Y aquella gente les pagaba y desfilaba en silencio, conteniendo el llanto y los gemidos, y se dispersaban en diferentes direcciones. Entonces, los ninis cerraban y se llevaban la bolsa con las cenizas que habían sacado del nicho. Creo que al principio las llevaron a su cuarto en la azotea; pero se les empezaron a amontonar, y prefirieron ir a tirarlas a un terreno baldío cerca de la iglesia, temiendo que algún día las descubrieran los padrecitos de la iglesia; pero pronto se convencieron de que entre las ratas, los gatos y los perros callejeros las harían desaparecer antes del amanecer.
Les fue muy bien con aquel negocito, y ya estaban pensando en comprarse un coche. Pero el sacristán de la iglesia acertó a pasar por el baldío en un momento en que dos perros se disputaban un pedazo de un nicho de los corrientes que habían olvidado los ninis, y empezó a sospechar.
No tardó mucho en darse cuenta de lo que estaba pasando, y menos aún en comunicárselo al párroco. Así, la siguiente vez que los ninis llegaron de noche a la zona de nichos los estaban esperando el párroco, dos o tres sacerdotes, el sacristán, un policía y varias de esas viejas que se pasan el día en la iglesia sin hacer nada. Los ninis echaron a correr, los dolientes también; pero fueron perseguidos hasta que los echaron de la colonia. Y las más bravas, como siempre, eran las viejas que no tenían nada que hacer.
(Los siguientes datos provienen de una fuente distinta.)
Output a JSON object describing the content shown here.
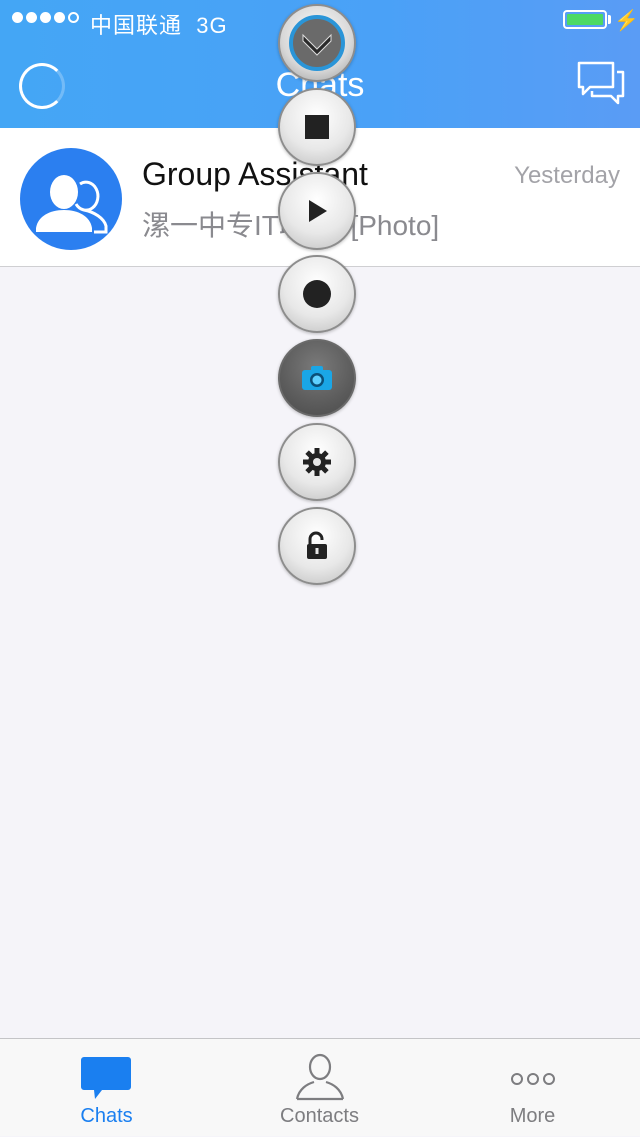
{
  "status_bar": {
    "carrier": "中国联通",
    "network": "3G"
  },
  "header": {
    "title": "Chats"
  },
  "chat_list": [
    {
      "name": "Group Assistant",
      "time": "Yesterday",
      "preview": "漯一中专IT联盟: [Photo]"
    }
  ],
  "tabbar": {
    "tabs": [
      {
        "label": "Chats",
        "active": true
      },
      {
        "label": "Contacts",
        "active": false
      },
      {
        "label": "More",
        "active": false
      }
    ]
  },
  "colors": {
    "header": "#4aa1f7",
    "accent": "#1a7ff0",
    "avatar": "#2b7ff0",
    "battery": "#4cd964"
  },
  "assistive_menu": [
    "collapse-icon",
    "stop-icon",
    "play-icon",
    "record-icon",
    "camera-icon",
    "gear-icon",
    "unlock-icon"
  ]
}
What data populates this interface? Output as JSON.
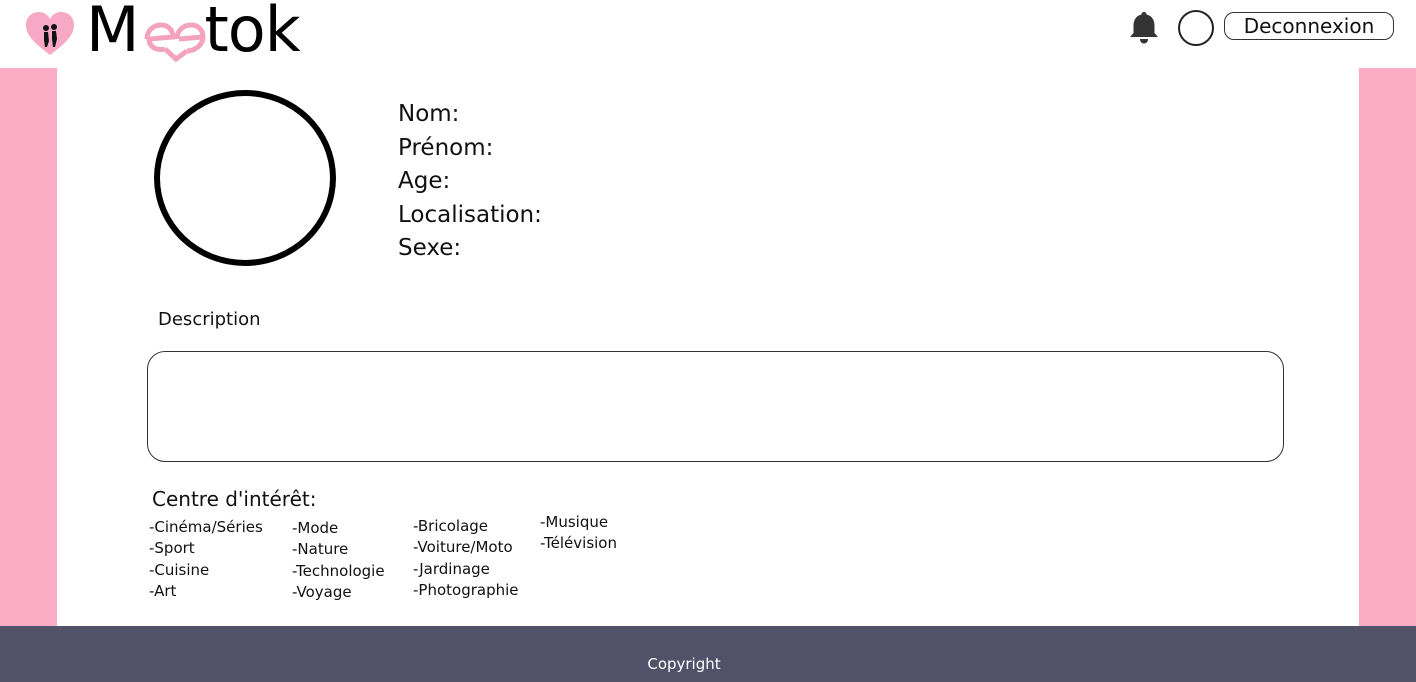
{
  "header": {
    "logo_left": "M",
    "logo_right": "tok",
    "logout_label": "Deconnexion"
  },
  "profile": {
    "fields": [
      "Nom:",
      "Prénom:",
      "Age:",
      "Localisation:",
      "Sexe:"
    ],
    "description_label": "Description",
    "description_value": ""
  },
  "interests": {
    "title": "Centre d'intérêt:",
    "columns": [
      [
        "-Cinéma/Séries",
        "-Sport",
        "-Cuisine",
        "-Art"
      ],
      [
        "-Mode",
        "-Nature",
        "-Technologie",
        "-Voyage"
      ],
      [
        "-Bricolage",
        "-Voiture/Moto",
        "-Jardinage",
        "-Photographie"
      ],
      [
        "-Musique",
        "-Télévision"
      ]
    ]
  },
  "footer": {
    "copyright": "Copyright"
  },
  "colors": {
    "pink": "#fbadc6",
    "footer": "#52516a"
  },
  "icons": [
    "heart-couple-icon",
    "bell-icon",
    "user-avatar-icon"
  ]
}
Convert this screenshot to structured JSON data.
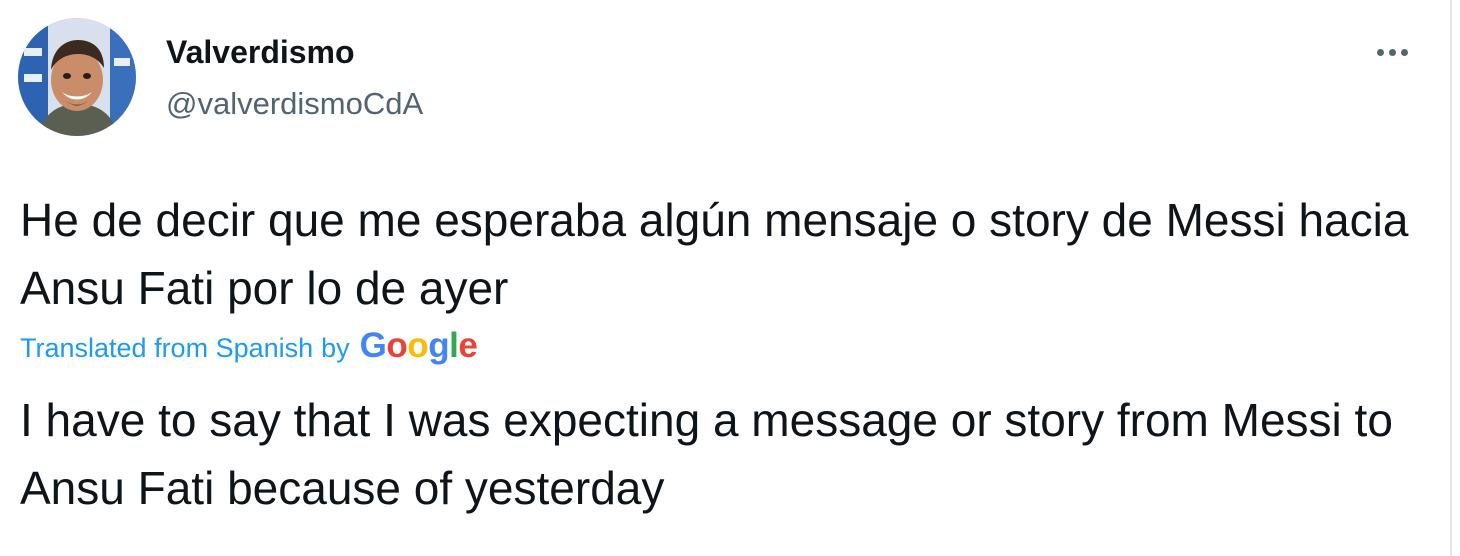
{
  "tweet": {
    "display_name": "Valverdismo",
    "handle": "@valverdismoCdA",
    "more_icon": "more-horizontal-icon",
    "original_text": "He de decir que me esperaba algún mensaje o story de Messi hacia Ansu Fati por lo de ayer",
    "translation_label": "Translated from Spanish",
    "translation_by": "by",
    "translation_provider": [
      "G",
      "o",
      "o",
      "g",
      "l",
      "e"
    ],
    "translated_text": "I have to say that I was expecting a message or story from Messi to Ansu Fati because of yesterday"
  },
  "colors": {
    "text": "#0f1419",
    "secondary": "#536471",
    "link": "#1d9bf0"
  }
}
Yo me quedé por ahí, a ver qué pasaba. Pero sólo pude oír que el policía le preguntó al párroco si iba a denunciarlos. Y el párroco respondió que no, que el daño estaba hecho y que no iban a poder remediarlo en favor de los fieles que habían comprado los nichos; que era mejor dejar las cosas como estaban, pues lo importante no es dónde están las cenizas, sino las oraciones que los deudos elevaran por los difuntos.
Los ninis regresaron a la azotea, a robar comida a quien se dejara y a molestar a las chamacas con sus piropos malintencionados.